Start off with the three basic food groups: Beer from their own stocks; oysters from Rappahannock Oyster Co., and barbecue from Smoke and Barrel. Stir, which yields the 2013 Oyster and BBQ Throwdown. Let rest, then add Green Hat Gin, Gordy's Pickle Jar and other vendors, as well as a few hundred people from all over the capital region and you've got a different kind of block party.
"Have you ever had smoked pickle?" a Smoke and Barrel meat-slinger asked. Who could ignore an invitation like that?
Washington has seen incredible growth in the past 15 years, attracting a wide span of educated creative, artistic and political types from across the country. They've repopulated areas left for dead in the 1990s (H Street, Columbia Heights, Shaw, Petworth) and, contrary to popular wisdom, have stuck around the city after having kids.
The scene at Sunday's throwdown might have centered around alcoholic beverages and smoked meats and was designed to appeal to the cool class in D.C. But the vibe was family friendly, as evidenced by the large number of little kids hanging out with their parents, strapped into Baby Bjorns and in strollers. "I know. We're leaving soon. Your father is filling up his growlers," one nap-conscious mom was overheard saying to her toddler.

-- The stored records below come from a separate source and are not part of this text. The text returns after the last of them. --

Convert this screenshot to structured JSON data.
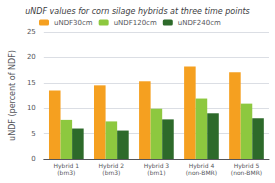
{
  "chart_data": {
    "type": "bar",
    "title": "uNDF values for corn silage hybrids at three time points",
    "ylabel": "uNDF (percent of NDF)",
    "categories": [
      "Hybrid 1\n(bm3)",
      "Hybrid 2\n(bm3)",
      "Hybrid 3\n(bm1)",
      "Hybrid 4\n(non-BMR)",
      "Hybrid 5\n(non-BMR)"
    ],
    "series": [
      {
        "name": "uNDF30cm",
        "color": "#F5A020",
        "values": [
          13.5,
          14.5,
          15.3,
          18.2,
          17.1
        ]
      },
      {
        "name": "uNDF120cm",
        "color": "#8DC83F",
        "values": [
          7.7,
          7.4,
          9.9,
          11.9,
          10.9
        ]
      },
      {
        "name": "uNDF240cm",
        "color": "#2D6A2A",
        "values": [
          6.0,
          5.6,
          7.8,
          9.0,
          8.0
        ]
      }
    ],
    "ylim": [
      0,
      25
    ],
    "yticks": [
      0,
      5,
      10,
      15,
      20,
      25
    ],
    "grid": true,
    "legend": "upper left"
  }
}
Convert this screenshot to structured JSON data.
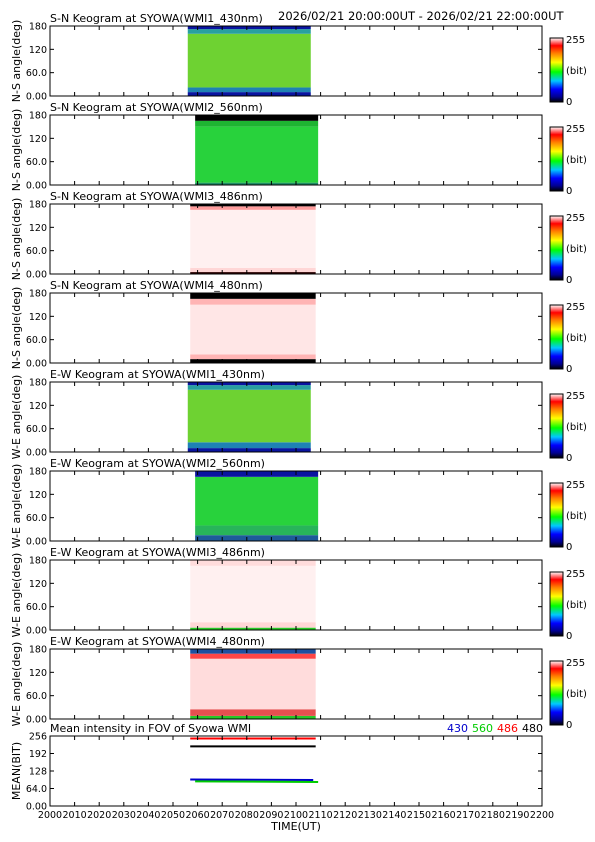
{
  "header": {
    "time_range": "2026/02/21 20:00:00UT - 2026/02/21 22:00:00UT"
  },
  "colors": {
    "gap": "#ffffff",
    "color_430": "#0000cc",
    "color_560": "#00cc00",
    "color_486": "#ff0000",
    "color_480": "#000000"
  },
  "chart_data": [
    {
      "type": "heatmap",
      "title": "S-N Keogram at SYOWA(WMI1_430nm)",
      "ylabel": "N-S angle(deg)",
      "palette": "rainbow",
      "yticks": [
        "180",
        "120",
        "60.0",
        "0.00"
      ],
      "ylim": [
        0,
        180
      ],
      "colorbar": {
        "max": "255",
        "unit": "(bit)",
        "min": "0"
      },
      "data_window_x": [
        2056,
        2106
      ],
      "bands": [
        {
          "y": [
            0,
            10
          ],
          "color": "#0a14a0"
        },
        {
          "y": [
            10,
            22
          ],
          "color": "#1e82b4"
        },
        {
          "y": [
            22,
            160
          ],
          "color": "#6ed232"
        },
        {
          "y": [
            160,
            172
          ],
          "color": "#28a0a0"
        },
        {
          "y": [
            172,
            180
          ],
          "color": "#0a14a0"
        }
      ]
    },
    {
      "type": "heatmap",
      "title": "S-N Keogram at SYOWA(WMI2_560nm)",
      "ylabel": "N-S angle(deg)",
      "palette": "rainbow",
      "yticks": [
        "180",
        "120",
        "60.0",
        "0.00"
      ],
      "ylim": [
        0,
        180
      ],
      "colorbar": {
        "max": "255",
        "unit": "(bit)",
        "min": "0"
      },
      "data_window_x": [
        2059,
        2109
      ],
      "bands": [
        {
          "y": [
            0,
            6
          ],
          "color": "#1e8c64"
        },
        {
          "y": [
            6,
            150
          ],
          "color": "#28d23c"
        },
        {
          "y": [
            150,
            165
          ],
          "color": "#1eb432"
        },
        {
          "y": [
            165,
            180
          ],
          "color": "#000000"
        }
      ]
    },
    {
      "type": "heatmap",
      "title": "S-N Keogram at SYOWA(WMI3_486nm)",
      "ylabel": "N-S angle(deg)",
      "palette": "rainbow",
      "yticks": [
        "180",
        "120",
        "60.0",
        "0.00"
      ],
      "ylim": [
        0,
        180
      ],
      "colorbar": {
        "max": "255",
        "unit": "(bit)",
        "min": "0"
      },
      "data_window_x": [
        2057,
        2108
      ],
      "bands": [
        {
          "y": [
            0,
            5
          ],
          "color": "#2a0000"
        },
        {
          "y": [
            5,
            16
          ],
          "color": "#ffd6d6"
        },
        {
          "y": [
            16,
            165
          ],
          "color": "#fff0f0"
        },
        {
          "y": [
            165,
            174
          ],
          "color": "#ff9c9c"
        },
        {
          "y": [
            174,
            180
          ],
          "color": "#000000"
        }
      ]
    },
    {
      "type": "heatmap",
      "title": "S-N Keogram at SYOWA(WMI4_480nm)",
      "ylabel": "N-S angle(deg)",
      "palette": "rainbow",
      "yticks": [
        "180",
        "120",
        "60.0",
        "0.00"
      ],
      "ylim": [
        0,
        180
      ],
      "colorbar": {
        "max": "255",
        "unit": "(bit)",
        "min": "0"
      },
      "data_window_x": [
        2057,
        2108
      ],
      "bands": [
        {
          "y": [
            0,
            10
          ],
          "color": "#000000"
        },
        {
          "y": [
            10,
            22
          ],
          "color": "#ffb4b4"
        },
        {
          "y": [
            22,
            150
          ],
          "color": "#ffe6e6"
        },
        {
          "y": [
            150,
            165
          ],
          "color": "#ffb4b4"
        },
        {
          "y": [
            165,
            180
          ],
          "color": "#000000"
        }
      ]
    },
    {
      "type": "heatmap",
      "title": "E-W Keogram at SYOWA(WMI1_430nm)",
      "ylabel": "W-E angle(deg)",
      "palette": "rainbow",
      "yticks": [
        "180",
        "120",
        "60.0",
        "0.00"
      ],
      "ylim": [
        0,
        180
      ],
      "colorbar": {
        "max": "255",
        "unit": "(bit)",
        "min": "0"
      },
      "data_window_x": [
        2056,
        2106
      ],
      "bands": [
        {
          "y": [
            0,
            10
          ],
          "color": "#0a14a0"
        },
        {
          "y": [
            10,
            25
          ],
          "color": "#1e82b4"
        },
        {
          "y": [
            25,
            160
          ],
          "color": "#6ed232"
        },
        {
          "y": [
            160,
            172
          ],
          "color": "#28a0a0"
        },
        {
          "y": [
            172,
            180
          ],
          "color": "#0a14a0"
        }
      ]
    },
    {
      "type": "heatmap",
      "title": "E-W Keogram at SYOWA(WMI2_560nm)",
      "ylabel": "W-E angle(deg)",
      "palette": "rainbow",
      "yticks": [
        "180",
        "120",
        "60.0",
        "0.00"
      ],
      "ylim": [
        0,
        180
      ],
      "colorbar": {
        "max": "255",
        "unit": "(bit)",
        "min": "0"
      },
      "data_window_x": [
        2059,
        2109
      ],
      "bands": [
        {
          "y": [
            0,
            15
          ],
          "color": "#1e5a9a"
        },
        {
          "y": [
            15,
            40
          ],
          "color": "#28b45a"
        },
        {
          "y": [
            40,
            165
          ],
          "color": "#28d23c"
        },
        {
          "y": [
            165,
            180
          ],
          "color": "#0a14a0"
        }
      ]
    },
    {
      "type": "heatmap",
      "title": "E-W Keogram at SYOWA(WMI3_486nm)",
      "ylabel": "W-E angle(deg)",
      "palette": "rainbow",
      "yticks": [
        "180",
        "120",
        "60.0",
        "0.00"
      ],
      "ylim": [
        0,
        180
      ],
      "colorbar": {
        "max": "255",
        "unit": "(bit)",
        "min": "0"
      },
      "data_window_x": [
        2057,
        2108
      ],
      "bands": [
        {
          "y": [
            0,
            6
          ],
          "color": "#28c828"
        },
        {
          "y": [
            6,
            20
          ],
          "color": "#ffd6d6"
        },
        {
          "y": [
            20,
            165
          ],
          "color": "#fff0f0"
        },
        {
          "y": [
            165,
            180
          ],
          "color": "#ffdcdc"
        }
      ]
    },
    {
      "type": "heatmap",
      "title": "E-W Keogram at SYOWA(WMI4_480nm)",
      "ylabel": "W-E angle(deg)",
      "palette": "rainbow",
      "yticks": [
        "180",
        "120",
        "60.0",
        "0.00"
      ],
      "ylim": [
        0,
        180
      ],
      "colorbar": {
        "max": "255",
        "unit": "(bit)",
        "min": "0"
      },
      "data_window_x": [
        2057,
        2108
      ],
      "bands": [
        {
          "y": [
            0,
            8
          ],
          "color": "#28c828"
        },
        {
          "y": [
            8,
            25
          ],
          "color": "#e65050"
        },
        {
          "y": [
            25,
            155
          ],
          "color": "#ffdcdc"
        },
        {
          "y": [
            155,
            168
          ],
          "color": "#ff4646"
        },
        {
          "y": [
            168,
            180
          ],
          "color": "#1e50a0"
        }
      ]
    },
    {
      "type": "line",
      "title": "Mean intensity in FOV of Syowa WMI",
      "ylabel": "MEAN(BIT)",
      "yticks": [
        "256",
        "192",
        "128",
        "64.0",
        "0.00"
      ],
      "ylim": [
        0,
        256
      ],
      "xlabel": "TIME(UT)",
      "xticks": [
        "2000",
        "2010",
        "2020",
        "2030",
        "2040",
        "2050",
        "2060",
        "2070",
        "2080",
        "2090",
        "2100",
        "2110",
        "2120",
        "2130",
        "2140",
        "2150",
        "2160",
        "2170",
        "2180",
        "2190",
        "2200"
      ],
      "xlim": [
        2000,
        2200
      ],
      "legend": [
        "430",
        "560",
        "486",
        "480"
      ],
      "series": [
        {
          "name": "430",
          "color": "#0000cc",
          "x": [
            2057,
            2107
          ],
          "y": [
            97,
            95
          ]
        },
        {
          "name": "560",
          "color": "#00cc00",
          "x": [
            2059,
            2109
          ],
          "y": [
            90,
            88
          ]
        },
        {
          "name": "486",
          "color": "#ff0000",
          "x": [
            2057,
            2108
          ],
          "y": [
            247,
            247
          ]
        },
        {
          "name": "480",
          "color": "#000000",
          "x": [
            2057,
            2108
          ],
          "y": [
            218,
            218
          ]
        }
      ]
    }
  ]
}
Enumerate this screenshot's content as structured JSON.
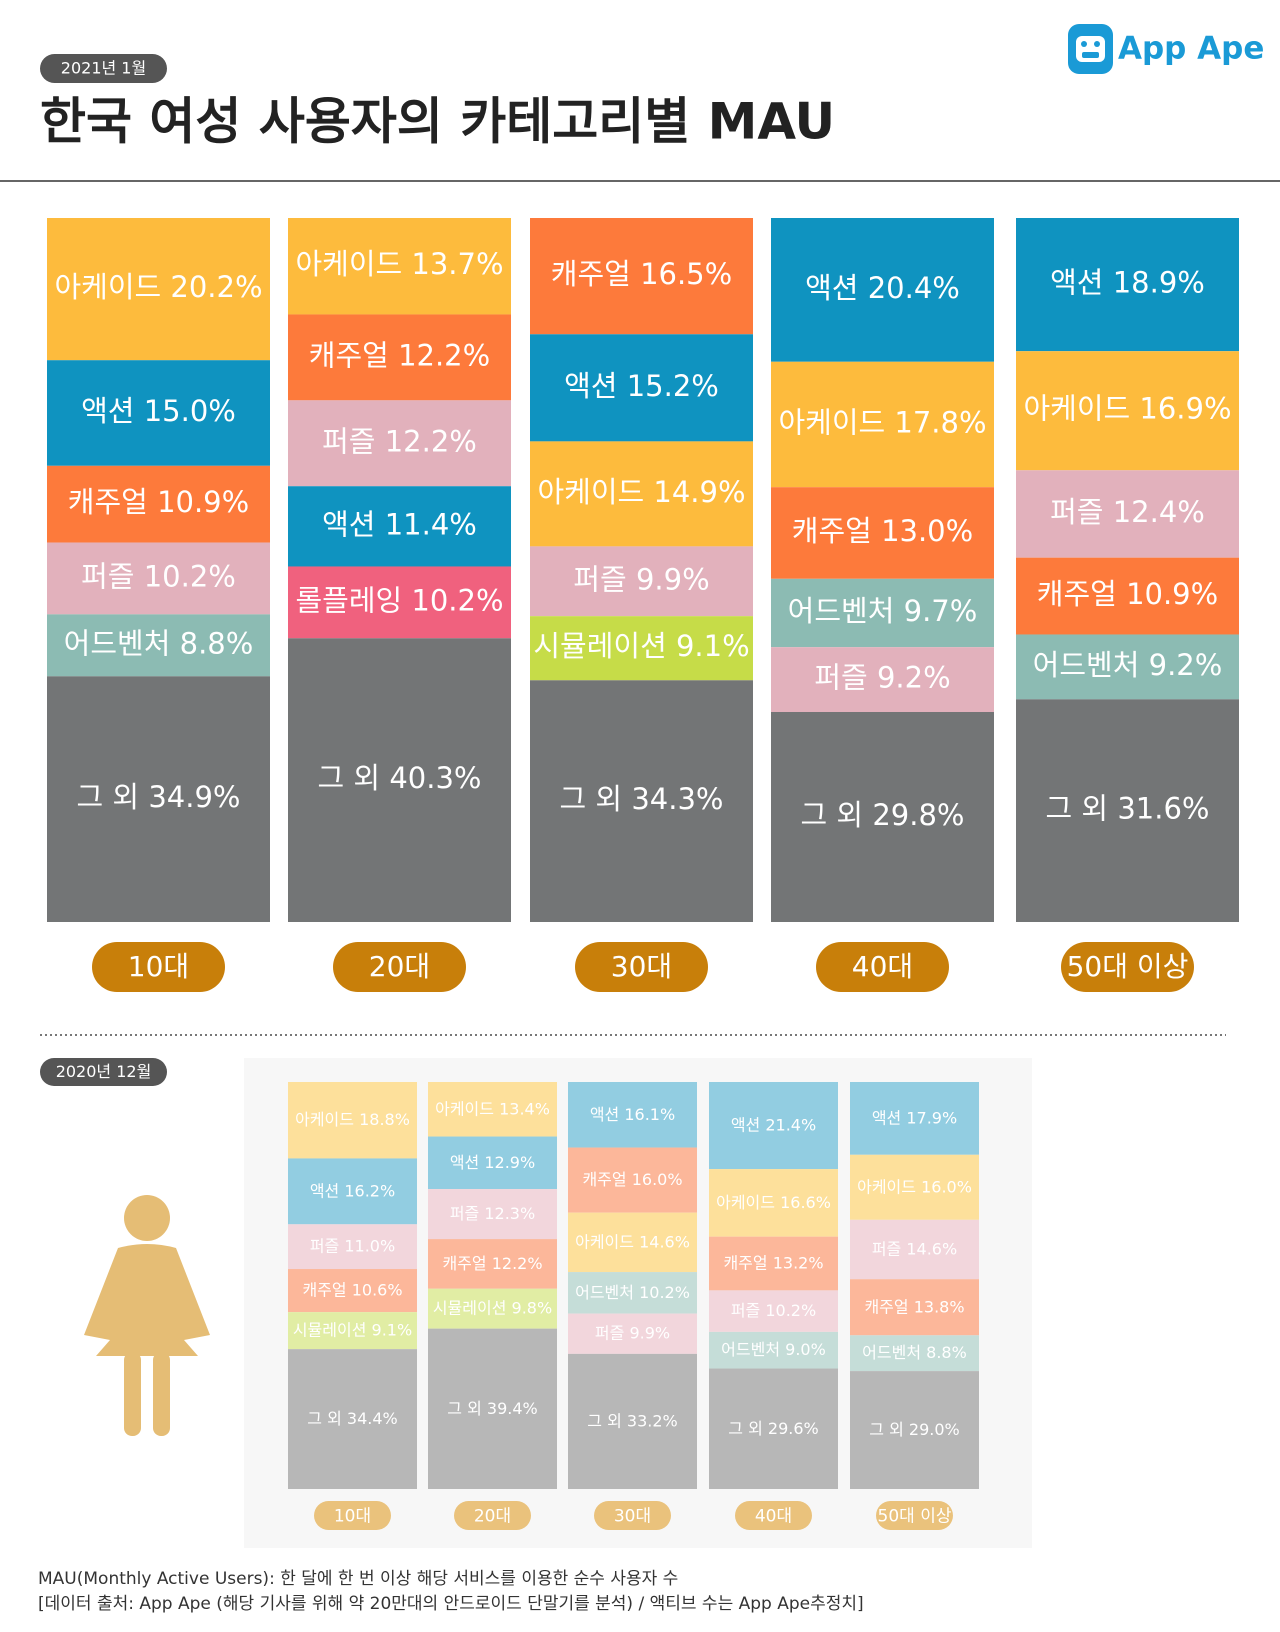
{
  "header": {
    "title": "한국 여성 사용자의 카테고리별 MAU",
    "logo": "App Ape"
  },
  "chart_data": [
    {
      "type": "stacked-bar",
      "period": "2021년 1월",
      "categories": [
        "10대",
        "20대",
        "30대",
        "40대",
        "50대 이상"
      ],
      "colors": {
        "아케이드": "#fdbb3d",
        "액션": "#0f93c0",
        "캐주얼": "#fd7a3b",
        "퍼즐": "#e2b1bc",
        "어드벤처": "#8cbbb3",
        "롤플레잉": "#f0617e",
        "시뮬레이션": "#c6dc48",
        "그 외": "#737576"
      },
      "columns": [
        {
          "names": [
            "아케이드",
            "액션",
            "캐주얼",
            "퍼즐",
            "어드벤처",
            "그 외"
          ],
          "values": [
            20.2,
            15.0,
            10.9,
            10.2,
            8.8,
            34.9
          ],
          "value_labels": [
            "20.2%",
            "15.0%",
            "10.9%",
            "10.2%",
            "8.8%",
            "34.9%"
          ]
        },
        {
          "names": [
            "아케이드",
            "캐주얼",
            "퍼즐",
            "액션",
            "롤플레잉",
            "그 외"
          ],
          "values": [
            13.7,
            12.2,
            12.2,
            11.4,
            10.2,
            40.3
          ],
          "value_labels": [
            "13.7%",
            "12.2%",
            "12.2%",
            "11.4%",
            "10.2%",
            "40.3%"
          ]
        },
        {
          "names": [
            "캐주얼",
            "액션",
            "아케이드",
            "퍼즐",
            "시뮬레이션",
            "그 외"
          ],
          "values": [
            16.5,
            15.2,
            14.9,
            9.9,
            9.1,
            34.3
          ],
          "value_labels": [
            "16.5%",
            "15.2%",
            "14.9%",
            "9.9%",
            "9.1%",
            "34.3%"
          ]
        },
        {
          "names": [
            "액션",
            "아케이드",
            "캐주얼",
            "어드벤처",
            "퍼즐",
            "그 외"
          ],
          "values": [
            20.4,
            17.8,
            13.0,
            9.7,
            9.2,
            29.8
          ],
          "value_labels": [
            "20.4%",
            "17.8%",
            "13.0%",
            "9.7%",
            "9.2%",
            "29.8%"
          ]
        },
        {
          "names": [
            "액션",
            "아케이드",
            "퍼즐",
            "캐주얼",
            "어드벤처",
            "그 외"
          ],
          "values": [
            18.9,
            16.9,
            12.4,
            10.9,
            9.2,
            31.6
          ],
          "value_labels": [
            "18.9%",
            "16.9%",
            "12.4%",
            "10.9%",
            "9.2%",
            "31.6%"
          ]
        }
      ]
    },
    {
      "type": "stacked-bar",
      "period": "2020년 12월",
      "categories": [
        "10대",
        "20대",
        "30대",
        "40대",
        "50대 이상"
      ],
      "colors": {
        "아케이드": "#fde09b",
        "액션": "#92cde1",
        "캐주얼": "#fcb79a",
        "퍼즐": "#f2d6dc",
        "어드벤처": "#c5ddd8",
        "시뮬레이션": "#e1eda4",
        "그 외": "#b7b7b7"
      },
      "columns": [
        {
          "names": [
            "아케이드",
            "액션",
            "퍼즐",
            "캐주얼",
            "시뮬레이션",
            "그 외"
          ],
          "values": [
            18.8,
            16.2,
            11.0,
            10.6,
            9.1,
            34.4
          ],
          "value_labels": [
            "18.8%",
            "16.2%",
            "11.0%",
            "10.6%",
            "9.1%",
            "34.4%"
          ]
        },
        {
          "names": [
            "아케이드",
            "액션",
            "퍼즐",
            "캐주얼",
            "시뮬레이션",
            "그 외"
          ],
          "values": [
            13.4,
            12.9,
            12.3,
            12.2,
            9.8,
            39.4
          ],
          "value_labels": [
            "13.4%",
            "12.9%",
            "12.3%",
            "12.2%",
            "9.8%",
            "39.4%"
          ]
        },
        {
          "names": [
            "액션",
            "캐주얼",
            "아케이드",
            "어드벤처",
            "퍼즐",
            "그 외"
          ],
          "values": [
            16.1,
            16.0,
            14.6,
            10.2,
            9.9,
            33.2
          ],
          "value_labels": [
            "16.1%",
            "16.0%",
            "14.6%",
            "10.2%",
            "9.9%",
            "33.2%"
          ]
        },
        {
          "names": [
            "액션",
            "아케이드",
            "캐주얼",
            "퍼즐",
            "어드벤처",
            "그 외"
          ],
          "values": [
            21.4,
            16.6,
            13.2,
            10.2,
            9.0,
            29.6
          ],
          "value_labels": [
            "21.4%",
            "16.6%",
            "13.2%",
            "10.2%",
            "9.0%",
            "29.6%"
          ]
        },
        {
          "names": [
            "액션",
            "아케이드",
            "퍼즐",
            "캐주얼",
            "어드벤처",
            "그 외"
          ],
          "values": [
            17.9,
            16.0,
            14.6,
            13.8,
            8.8,
            29.0
          ],
          "value_labels": [
            "17.9%",
            "16.0%",
            "14.6%",
            "13.8%",
            "8.8%",
            "29.0%"
          ]
        }
      ]
    }
  ],
  "footer": {
    "lines": [
      "MAU(Monthly Active Users):  한 달에 한 번 이상 해당 서비스를 이용한 순수 사용자 수",
      "[데이터 출처: App Ape (해당 기사를 위해 약 20만대의 안드로이드 단말기를 분석) / 액티브 수는 App Ape추정치]"
    ]
  }
}
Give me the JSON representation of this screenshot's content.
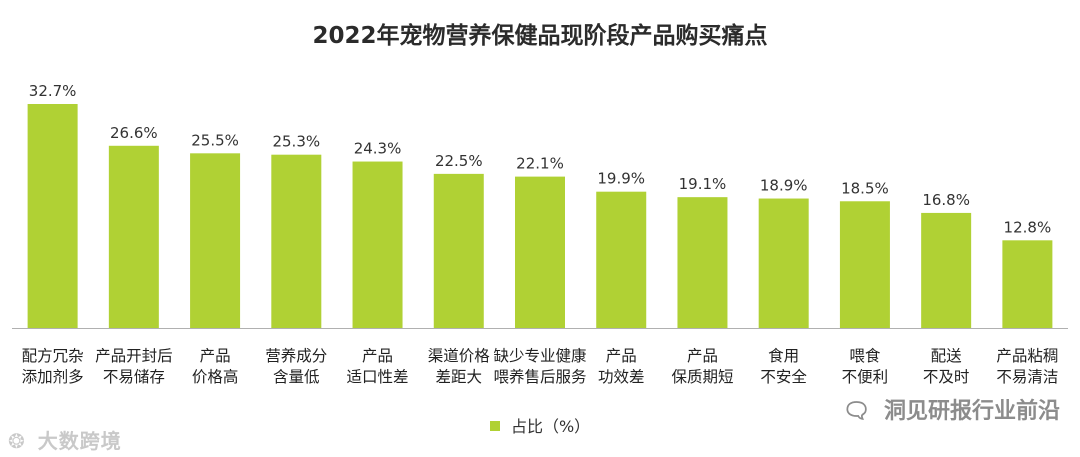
{
  "chart_data": {
    "type": "bar",
    "title": "2022年宠物营养保健品现阶段产品购买痛点",
    "categories": [
      [
        "配方冗杂",
        "添加剂多"
      ],
      [
        "产品开封后",
        "不易储存"
      ],
      [
        "产品",
        "价格高"
      ],
      [
        "营养成分",
        "含量低"
      ],
      [
        "产品",
        "适口性差"
      ],
      [
        "渠道价格",
        "差距大"
      ],
      [
        "缺少专业健康",
        "喂养售后服务"
      ],
      [
        "产品",
        "功效差"
      ],
      [
        "产品",
        "保质期短"
      ],
      [
        "食用",
        "不安全"
      ],
      [
        "喂食",
        "不便利"
      ],
      [
        "配送",
        "不及时"
      ],
      [
        "产品粘稠",
        "不易清洁"
      ]
    ],
    "series": [
      {
        "name": "占比（%）",
        "values": [
          32.7,
          26.6,
          25.5,
          25.3,
          24.3,
          22.5,
          22.1,
          19.9,
          19.1,
          18.9,
          18.5,
          16.8,
          12.8
        ],
        "labels": [
          "32.7%",
          "26.6%",
          "25.5%",
          "25.3%",
          "24.3%",
          "22.5%",
          "22.1%",
          "19.9%",
          "19.1%",
          "18.9%",
          "18.5%",
          "16.8%",
          "12.8%"
        ]
      }
    ],
    "xlabel": "",
    "ylabel": "",
    "ylim": [
      0,
      32.7
    ],
    "grid": false,
    "legend_position": "bottom-center",
    "bar_color": "#b0d134",
    "axis_color": "#b0b0b0"
  },
  "legend": {
    "label": "占比（%）"
  },
  "watermarks": {
    "left_text": "大数跨境",
    "left_icon": "logo-icon",
    "right_text": "洞见研报行业前沿",
    "right_icon": "wechat-icon"
  }
}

In almost every way, the 3 Stars gathering resembled a summer-time neighborhood block party in Baltimore, Brooklyn or Philadelphia. Heck, even the police showed up, and were shown around by owner Dave Coleman.
But this neighborhood block party was a gathering from across D.C., a resurgent part of the population in Washington that spreads far across any one neighborhood in the nation's capital. And they like their beer.